Department of Electrical and Computer Engineering, McGill University, Montreal, Quebec, Canada.
Carl R. Woese Institute for Genomic Biology, University of Illinois at Urbana-Champaign, Champaign, Illinois, USA.
Breast Cancer Res. 2020 Jul 8;22(1):74. doi: 10.1186/s13058-020-01304-8.
Cancer cells are known to display varying degrees of metastatic propensity, but the molecular basis underlying such heterogeneity remains unclear. Our aims in this study were to (i) elucidate prognostic subtypes in primary tumors based on an epithelial-to-mesenchymal-to-amoeboid transition (EMAT) continuum that captures the heterogeneity of metastatic propensity and (ii) to more comprehensively define biologically informed subtypes predictive of breast cancer metastasis and survival in lymph node-negative (LNN) patients.
We constructed a novel metastasis biology-based gene signature (EMAT) derived exclusively from cancer cells induced to undergo either epithelial-to-mesenchymal transition (EMT) or mesenchymal-to-amoeboid transition (MAT) to gauge their metastatic potential. Genome-wide gene expression data obtained from 913 primary tumors of lymph node-negative breast cancer (LNNBC) patients were analyzed. EMAT gene signature-based prognostic stratification of patients was performed to identify biologically relevant subtypes associated with distinct metastatic propensity.

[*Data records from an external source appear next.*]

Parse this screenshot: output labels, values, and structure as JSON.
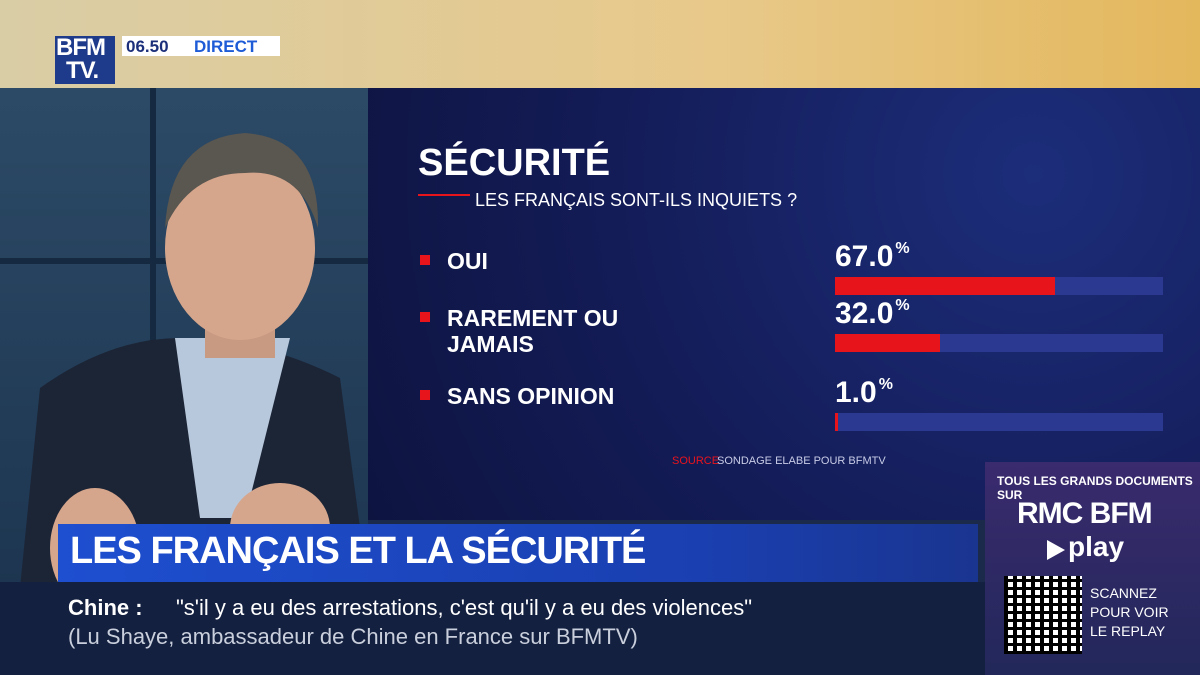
{
  "broadcast": {
    "logo": [
      "BFM",
      "TV."
    ],
    "time": "06.50",
    "live": "DIRECT",
    "headline": "LES FRANÇAIS ET LA SÉCURITÉ",
    "ticker": {
      "topic": "Chine :",
      "quote": "\"s'il y a eu des arrestations, c'est qu'il y a eu des violences\"",
      "attribution": "(Lu Shaye, ambassadeur de Chine en France sur BFMTV)"
    },
    "promo": {
      "intro": "TOUS LES GRANDS DOCUMENTS SUR",
      "brand": "RMC BFM",
      "play": "play",
      "cta": [
        "SCANNEZ",
        "POUR VOIR",
        "LE REPLAY"
      ]
    }
  },
  "chart_data": {
    "type": "bar",
    "orientation": "horizontal",
    "title": "SÉCURITÉ",
    "subtitle": "LES FRANÇAIS SONT-ILS INQUIETS ?",
    "categories": [
      "OUI",
      "RAREMENT OU JAMAIS",
      "SANS OPINION"
    ],
    "values": [
      67.0,
      32.0,
      1.0
    ],
    "value_labels": [
      "67.0",
      "32.0",
      "1.0"
    ],
    "unit": "%",
    "xlim": [
      0,
      100
    ],
    "color": "#e8141c",
    "track_color": "#2b3990",
    "source_label": "SOURCE",
    "source": "SONDAGE ELABE POUR BFMTV"
  }
}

Delineated EMAT subtypes display a biologic range from less stem-like to more stem-like cell states and from less invasive to more invasive modes of cancer progression. Consideration of EMAT subtypes in combination with standard clinical parameters significantly improved survival prediction. EMAT subtypes outperformed prognosis accuracy of receptor or PAM50-based BC intrinsic subtypes even after adjusting for treatment variables in 3 independent, LNNBC cohorts including a treatment-naïve patient cohort.
EMAT classification is a biologically informed method that provides prognostic information beyond that which can be provided by traditional cancer staging or PAM50 molecular subtype status and may improve metastasis risk assessment in early stage, LNNBC patients, who may otherwise be perceived to be at low metastasis risk.

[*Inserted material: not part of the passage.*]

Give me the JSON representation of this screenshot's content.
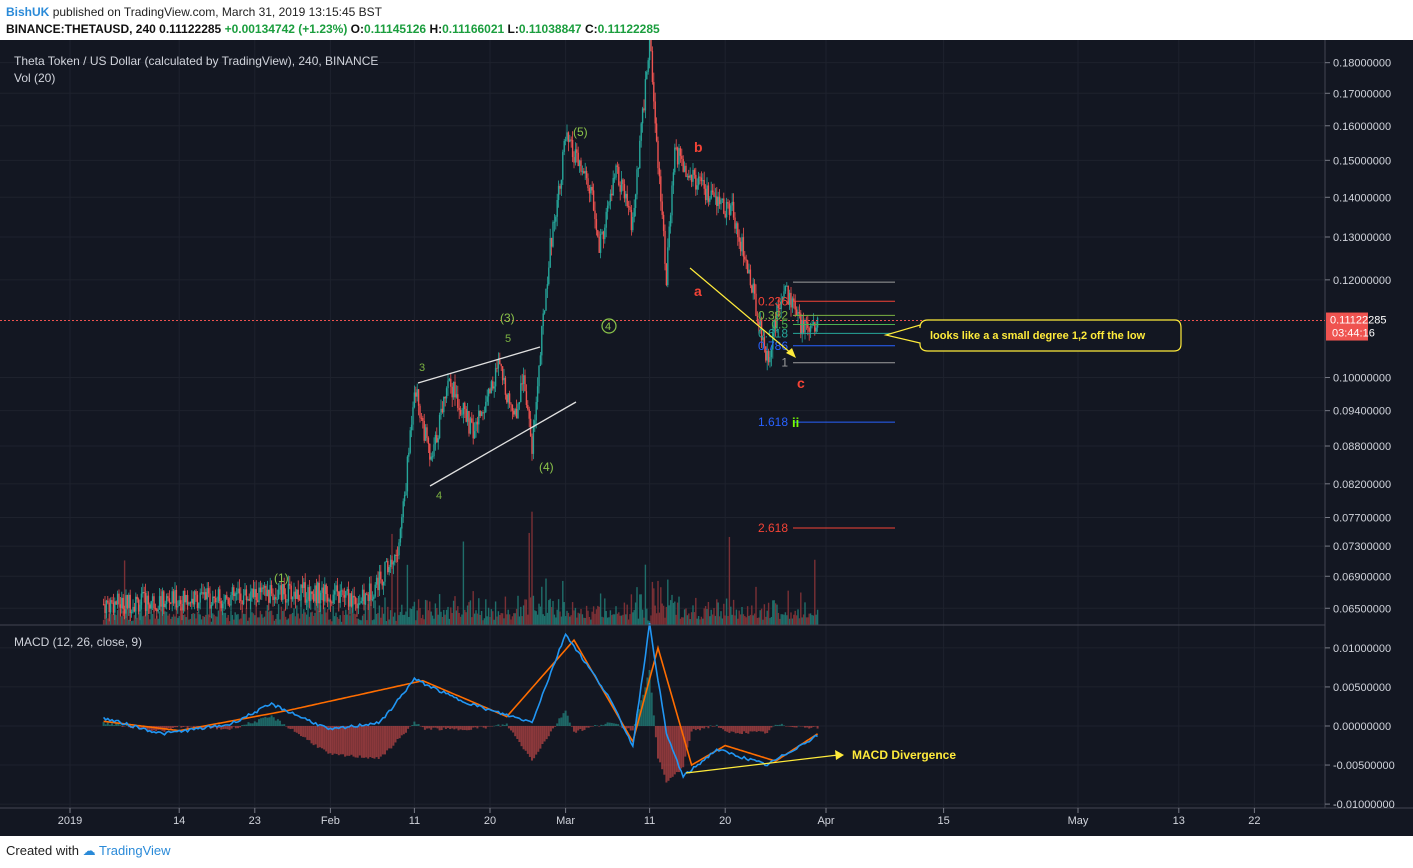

众所周知,癌细胞具有不同程度的转移倾向,但这种异质性的分子基础仍不清楚。我们在这项研究中的目的是:(i)根据上皮-间充质-阿米巴样转化(EMAT)连续体阐明原发性肿瘤中的预后亚型,该连续体捕获了转移倾向的异质性;(ii)更全面地定义具有生物学意义的亚型,预测淋巴结阴性(LNN)患者的乳腺癌转移和生存。
我们构建了一种新的基于转移生物学的基因特征(EMAT),该基因特征仅从诱导经历上皮-间充质转化(EMT)或间充质-阿米巴样转化(MAT)的癌细胞中获得,以评估其转移潜力。对 913 例淋巴结阴性乳腺癌(LNNBC)患者的 913 例原发性肿瘤的全基因组基因表达数据进行了分析。对患者进行基于 EMAT 基因特征的预后分层,以确定与不同转移倾向相关的具有生物学意义的亚型。

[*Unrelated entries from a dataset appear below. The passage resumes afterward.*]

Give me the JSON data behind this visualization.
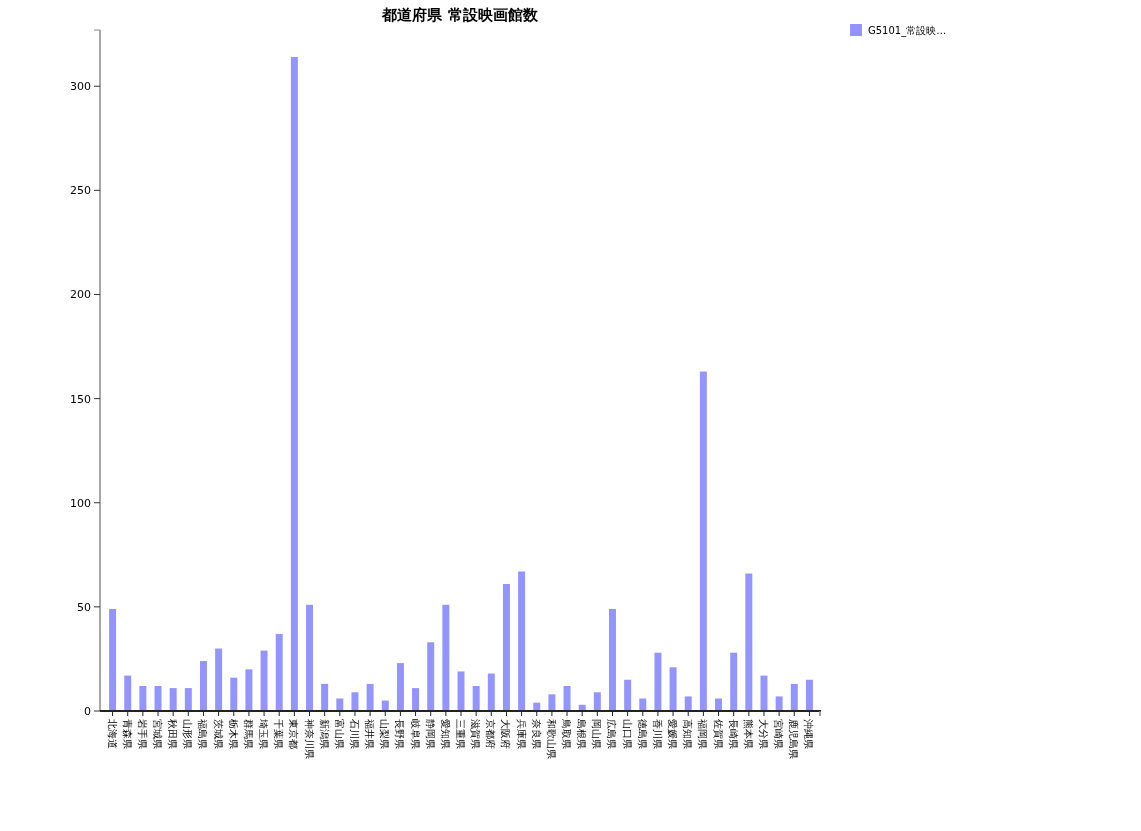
{
  "chart_data": {
    "type": "bar",
    "title": "都道府県 常設映画館数",
    "categories": [
      "北海道",
      "青森県",
      "岩手県",
      "宮城県",
      "秋田県",
      "山形県",
      "福島県",
      "茨城県",
      "栃木県",
      "群馬県",
      "埼玉県",
      "千葉県",
      "東京都",
      "神奈川県",
      "新潟県",
      "富山県",
      "石川県",
      "福井県",
      "山梨県",
      "長野県",
      "岐阜県",
      "静岡県",
      "愛知県",
      "三重県",
      "滋賀県",
      "京都府",
      "大阪府",
      "兵庫県",
      "奈良県",
      "和歌山県",
      "鳥取県",
      "島根県",
      "岡山県",
      "広島県",
      "山口県",
      "徳島県",
      "香川県",
      "愛媛県",
      "高知県",
      "福岡県",
      "佐賀県",
      "長崎県",
      "熊本県",
      "大分県",
      "宮崎県",
      "鹿児島県",
      "沖縄県"
    ],
    "series": [
      {
        "name": "G5101_常設映…",
        "color": "#9494ff",
        "values": [
          49,
          17,
          12,
          12,
          11,
          11,
          24,
          30,
          16,
          20,
          29,
          37,
          314,
          51,
          13,
          6,
          9,
          13,
          5,
          23,
          11,
          33,
          51,
          19,
          12,
          18,
          61,
          67,
          4,
          8,
          12,
          3,
          9,
          49,
          15,
          6,
          28,
          21,
          7,
          163,
          6,
          28,
          66,
          17,
          7,
          13,
          15
        ]
      }
    ],
    "ylim": [
      0,
      327
    ],
    "yticks": [
      0,
      50,
      100,
      150,
      200,
      250,
      300
    ],
    "grid": false,
    "legend": "top right"
  }
}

划定的 EMAT 亚型显示出从更具干细胞样到更具干细胞样的细胞状态和从侵袭性较弱到侵袭性较强的生物学范围。在考虑 EMAT 亚型的同时,结合标准临床参数,可以显著提高生存预测的准确性。即使在调整了 3 个独立的 LNNBC 队列(包括一个未经治疗的患者队列)中的治疗变量后,EMAT 亚型也优于受体或 PAM50 基于 BC 内在亚型的预后准确性。
EMAT 分类是一种基于生物学的方法,它提供了比传统癌症分期或 PAM50 分子亚型状态所能提供的更具预后信息,并且可能会改善早期 LNNBC 患者的转移风险评估,这些患者在其他方面可能被认为转移风险较低。